The Difference Between A 401K And Traditional IRA

The 401k and Traditional IRA are both well known and popular retirement plan opportunities. They can be quite similar in many ways but there are also some significant differences. Both are transferable plans which allow tax deferred payments. This means that the contributions are taking from pre-taxed wages which can significantly lower the amount of tax paid now. The fund is only taxed upon withdrawal after the interest has been allowed to grow tax free. This is a huge incentive that can be extremely attractive to those who know they will be in a lower tax bracket when retiring.

The conditions of both the 401k and Traditional IRA are dictated by the IRS but further restrictions can be imposed by the employer but if the employee chooses to change jobs, both retirement funds can be transferred into the new company's fund and be exposed to alternative restrictions. The restrictions can be frustrating for employees who are seeking to reap the benefits of the pension funds tax deferments. The Traditional IRA is very strict but can allow single income married couples to make the maximum payments into separate retirement plans although this is also dependant on their maximum gross income.

People seem to like both of these retirement funds as the tax benefits are immediate. Penalties can occur if withdrawals begin before the age of 59 ½ while withdrawals must take place before the employee reaches the age of 70 ½. There are certain circumstances where penalties can be avoided such as a serious medical condition or if the employee is still working with the same company at that age of 70 ½.
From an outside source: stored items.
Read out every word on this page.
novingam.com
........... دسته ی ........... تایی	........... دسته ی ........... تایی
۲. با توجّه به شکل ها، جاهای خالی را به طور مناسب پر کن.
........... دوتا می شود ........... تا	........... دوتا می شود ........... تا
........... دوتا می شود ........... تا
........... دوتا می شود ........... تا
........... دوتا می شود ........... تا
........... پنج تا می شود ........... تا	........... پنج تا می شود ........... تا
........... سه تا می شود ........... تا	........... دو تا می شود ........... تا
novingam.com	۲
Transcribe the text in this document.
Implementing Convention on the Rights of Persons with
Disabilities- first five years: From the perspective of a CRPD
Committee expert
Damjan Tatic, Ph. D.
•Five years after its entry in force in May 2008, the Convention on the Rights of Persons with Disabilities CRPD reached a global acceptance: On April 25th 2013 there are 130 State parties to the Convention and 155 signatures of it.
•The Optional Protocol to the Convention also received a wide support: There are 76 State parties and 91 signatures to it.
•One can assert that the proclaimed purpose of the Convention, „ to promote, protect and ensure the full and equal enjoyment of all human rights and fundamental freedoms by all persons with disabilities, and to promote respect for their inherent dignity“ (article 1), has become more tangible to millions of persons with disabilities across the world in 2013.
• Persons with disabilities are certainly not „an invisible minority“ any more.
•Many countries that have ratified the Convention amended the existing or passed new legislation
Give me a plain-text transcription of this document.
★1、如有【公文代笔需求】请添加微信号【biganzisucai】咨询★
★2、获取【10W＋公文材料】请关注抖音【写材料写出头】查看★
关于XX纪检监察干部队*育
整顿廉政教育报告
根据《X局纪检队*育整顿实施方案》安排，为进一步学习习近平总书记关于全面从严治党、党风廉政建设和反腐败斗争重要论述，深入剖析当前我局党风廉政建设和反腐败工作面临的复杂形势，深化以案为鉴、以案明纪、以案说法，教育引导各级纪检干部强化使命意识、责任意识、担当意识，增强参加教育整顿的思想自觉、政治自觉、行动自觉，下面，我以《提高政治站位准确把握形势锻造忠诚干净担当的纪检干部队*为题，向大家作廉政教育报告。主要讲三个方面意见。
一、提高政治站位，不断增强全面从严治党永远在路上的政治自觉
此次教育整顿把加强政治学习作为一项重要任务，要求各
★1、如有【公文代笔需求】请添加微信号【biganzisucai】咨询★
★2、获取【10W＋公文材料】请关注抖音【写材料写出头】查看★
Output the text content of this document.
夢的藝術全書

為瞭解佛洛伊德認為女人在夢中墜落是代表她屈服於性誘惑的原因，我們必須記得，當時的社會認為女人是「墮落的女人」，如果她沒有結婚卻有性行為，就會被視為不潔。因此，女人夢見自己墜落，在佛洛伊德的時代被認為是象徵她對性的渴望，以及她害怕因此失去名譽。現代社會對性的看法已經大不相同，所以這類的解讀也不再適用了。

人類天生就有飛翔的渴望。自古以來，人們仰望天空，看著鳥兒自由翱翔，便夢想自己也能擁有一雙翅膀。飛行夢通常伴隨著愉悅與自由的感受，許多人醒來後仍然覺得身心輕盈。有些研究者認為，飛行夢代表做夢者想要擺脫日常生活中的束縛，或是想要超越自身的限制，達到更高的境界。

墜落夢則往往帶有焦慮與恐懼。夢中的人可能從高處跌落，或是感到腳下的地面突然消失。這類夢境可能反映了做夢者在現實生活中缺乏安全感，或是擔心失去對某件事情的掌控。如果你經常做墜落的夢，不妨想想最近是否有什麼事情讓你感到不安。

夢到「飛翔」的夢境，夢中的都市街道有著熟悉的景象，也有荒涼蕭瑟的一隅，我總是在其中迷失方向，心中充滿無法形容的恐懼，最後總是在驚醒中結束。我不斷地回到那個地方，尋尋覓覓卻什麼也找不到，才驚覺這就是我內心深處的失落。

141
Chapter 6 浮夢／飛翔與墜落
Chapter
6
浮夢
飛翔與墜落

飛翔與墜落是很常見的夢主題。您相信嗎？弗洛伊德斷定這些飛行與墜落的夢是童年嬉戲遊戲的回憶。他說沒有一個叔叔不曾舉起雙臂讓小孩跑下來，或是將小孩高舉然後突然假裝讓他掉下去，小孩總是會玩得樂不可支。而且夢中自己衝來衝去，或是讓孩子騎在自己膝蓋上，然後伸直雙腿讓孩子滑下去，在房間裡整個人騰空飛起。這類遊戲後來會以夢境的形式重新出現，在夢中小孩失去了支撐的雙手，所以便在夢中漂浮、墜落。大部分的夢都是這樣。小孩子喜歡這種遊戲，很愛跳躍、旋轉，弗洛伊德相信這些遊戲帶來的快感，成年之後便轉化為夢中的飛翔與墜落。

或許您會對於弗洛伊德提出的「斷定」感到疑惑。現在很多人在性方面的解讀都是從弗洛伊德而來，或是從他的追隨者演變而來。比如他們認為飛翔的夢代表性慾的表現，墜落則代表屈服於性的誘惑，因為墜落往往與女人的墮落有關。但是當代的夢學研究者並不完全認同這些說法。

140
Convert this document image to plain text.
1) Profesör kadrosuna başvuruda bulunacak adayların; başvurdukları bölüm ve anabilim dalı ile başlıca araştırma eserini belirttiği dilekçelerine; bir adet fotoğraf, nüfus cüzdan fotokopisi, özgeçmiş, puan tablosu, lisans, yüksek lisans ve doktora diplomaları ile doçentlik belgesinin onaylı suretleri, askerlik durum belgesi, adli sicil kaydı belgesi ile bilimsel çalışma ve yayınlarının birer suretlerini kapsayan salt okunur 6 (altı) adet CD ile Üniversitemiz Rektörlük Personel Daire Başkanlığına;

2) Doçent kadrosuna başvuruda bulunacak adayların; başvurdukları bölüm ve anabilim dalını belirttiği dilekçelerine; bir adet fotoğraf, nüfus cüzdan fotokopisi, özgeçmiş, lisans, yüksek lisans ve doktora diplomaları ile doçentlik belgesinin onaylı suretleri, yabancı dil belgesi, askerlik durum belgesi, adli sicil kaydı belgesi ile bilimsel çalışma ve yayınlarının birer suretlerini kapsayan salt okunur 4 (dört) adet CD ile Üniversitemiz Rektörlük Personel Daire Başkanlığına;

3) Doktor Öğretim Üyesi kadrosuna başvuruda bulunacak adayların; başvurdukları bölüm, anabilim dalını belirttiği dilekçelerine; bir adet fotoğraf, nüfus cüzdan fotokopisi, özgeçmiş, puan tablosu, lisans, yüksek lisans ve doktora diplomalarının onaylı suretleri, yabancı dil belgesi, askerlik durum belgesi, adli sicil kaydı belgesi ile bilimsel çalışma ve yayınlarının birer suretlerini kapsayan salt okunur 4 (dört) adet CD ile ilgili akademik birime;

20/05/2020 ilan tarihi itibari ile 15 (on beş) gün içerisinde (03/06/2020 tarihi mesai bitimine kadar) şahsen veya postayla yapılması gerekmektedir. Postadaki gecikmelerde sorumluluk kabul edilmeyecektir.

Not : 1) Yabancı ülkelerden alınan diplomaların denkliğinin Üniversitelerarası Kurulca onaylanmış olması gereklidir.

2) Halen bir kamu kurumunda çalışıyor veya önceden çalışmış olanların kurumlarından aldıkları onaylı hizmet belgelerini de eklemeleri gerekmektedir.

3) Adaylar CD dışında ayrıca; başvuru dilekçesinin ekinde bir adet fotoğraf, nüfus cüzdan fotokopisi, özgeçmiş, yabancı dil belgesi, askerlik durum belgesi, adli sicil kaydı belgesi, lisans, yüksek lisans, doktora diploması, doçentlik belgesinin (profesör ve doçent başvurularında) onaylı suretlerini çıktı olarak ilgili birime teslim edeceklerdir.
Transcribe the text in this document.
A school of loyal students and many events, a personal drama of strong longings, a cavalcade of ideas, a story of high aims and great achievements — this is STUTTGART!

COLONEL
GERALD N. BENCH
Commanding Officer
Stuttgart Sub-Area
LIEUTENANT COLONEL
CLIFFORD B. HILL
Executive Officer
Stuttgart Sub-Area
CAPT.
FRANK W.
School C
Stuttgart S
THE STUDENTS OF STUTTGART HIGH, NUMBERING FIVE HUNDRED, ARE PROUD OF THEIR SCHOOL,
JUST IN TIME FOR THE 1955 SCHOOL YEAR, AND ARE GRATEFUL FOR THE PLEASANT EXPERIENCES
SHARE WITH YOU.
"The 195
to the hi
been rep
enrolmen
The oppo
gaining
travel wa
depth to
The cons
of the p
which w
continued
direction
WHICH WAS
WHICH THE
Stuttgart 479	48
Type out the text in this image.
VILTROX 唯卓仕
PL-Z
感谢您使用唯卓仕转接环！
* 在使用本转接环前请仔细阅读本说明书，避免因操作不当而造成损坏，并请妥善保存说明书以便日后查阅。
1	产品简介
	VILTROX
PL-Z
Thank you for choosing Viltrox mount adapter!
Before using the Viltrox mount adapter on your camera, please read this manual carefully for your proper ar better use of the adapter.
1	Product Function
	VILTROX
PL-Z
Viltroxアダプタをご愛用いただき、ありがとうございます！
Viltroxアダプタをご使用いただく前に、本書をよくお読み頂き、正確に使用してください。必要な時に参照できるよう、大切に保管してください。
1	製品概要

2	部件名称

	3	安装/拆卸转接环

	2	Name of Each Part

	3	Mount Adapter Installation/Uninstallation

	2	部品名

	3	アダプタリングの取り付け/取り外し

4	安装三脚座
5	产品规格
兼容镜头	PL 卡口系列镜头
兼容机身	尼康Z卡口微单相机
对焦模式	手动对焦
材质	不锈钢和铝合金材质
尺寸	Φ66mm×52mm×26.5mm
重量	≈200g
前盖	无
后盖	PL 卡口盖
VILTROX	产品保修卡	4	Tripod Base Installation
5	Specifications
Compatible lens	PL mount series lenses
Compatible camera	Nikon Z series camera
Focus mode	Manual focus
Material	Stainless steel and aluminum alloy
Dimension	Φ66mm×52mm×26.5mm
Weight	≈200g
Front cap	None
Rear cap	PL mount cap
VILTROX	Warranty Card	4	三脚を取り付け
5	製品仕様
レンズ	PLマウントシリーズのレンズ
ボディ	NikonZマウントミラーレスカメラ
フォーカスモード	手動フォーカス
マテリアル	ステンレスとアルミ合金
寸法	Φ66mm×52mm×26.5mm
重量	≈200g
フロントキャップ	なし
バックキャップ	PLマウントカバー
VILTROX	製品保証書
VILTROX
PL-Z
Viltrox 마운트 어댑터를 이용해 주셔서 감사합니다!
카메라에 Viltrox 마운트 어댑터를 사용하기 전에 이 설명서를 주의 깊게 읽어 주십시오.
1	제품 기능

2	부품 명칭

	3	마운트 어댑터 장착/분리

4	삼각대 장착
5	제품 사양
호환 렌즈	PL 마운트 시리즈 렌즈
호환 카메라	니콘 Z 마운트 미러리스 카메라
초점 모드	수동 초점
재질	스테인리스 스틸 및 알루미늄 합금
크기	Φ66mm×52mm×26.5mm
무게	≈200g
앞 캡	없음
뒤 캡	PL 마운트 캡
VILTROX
There are differences between the 401k and Traditional IRA that make one preferable over the other. The Traditional IRA has a lot more limits on the amounts allowed to invest while the 401k gives a great deal more leeway. The Traditional IRA does not allow the contributions to be matched by the employer which is a very popular advantage of the 401k retirement plan although the employer's contributions can be lost or partly missed out on if the employee does not spend a certain amount of time working for their employer.

The funds in a Traditional IRA are usually held by a custodian and the investment options can be somewhat limited. Generally the 401k has a lot more options and control when it comes to investments. The Traditional IRA plans are experiencing a good deal of rollover into other plans such as the 401k due to the higher contribution limits and therefore the lower amounts of taxable wages. The option for employers to make contributions is also highly popular and those who are planning for their retirements are willing and eager to take advantage of the benefits.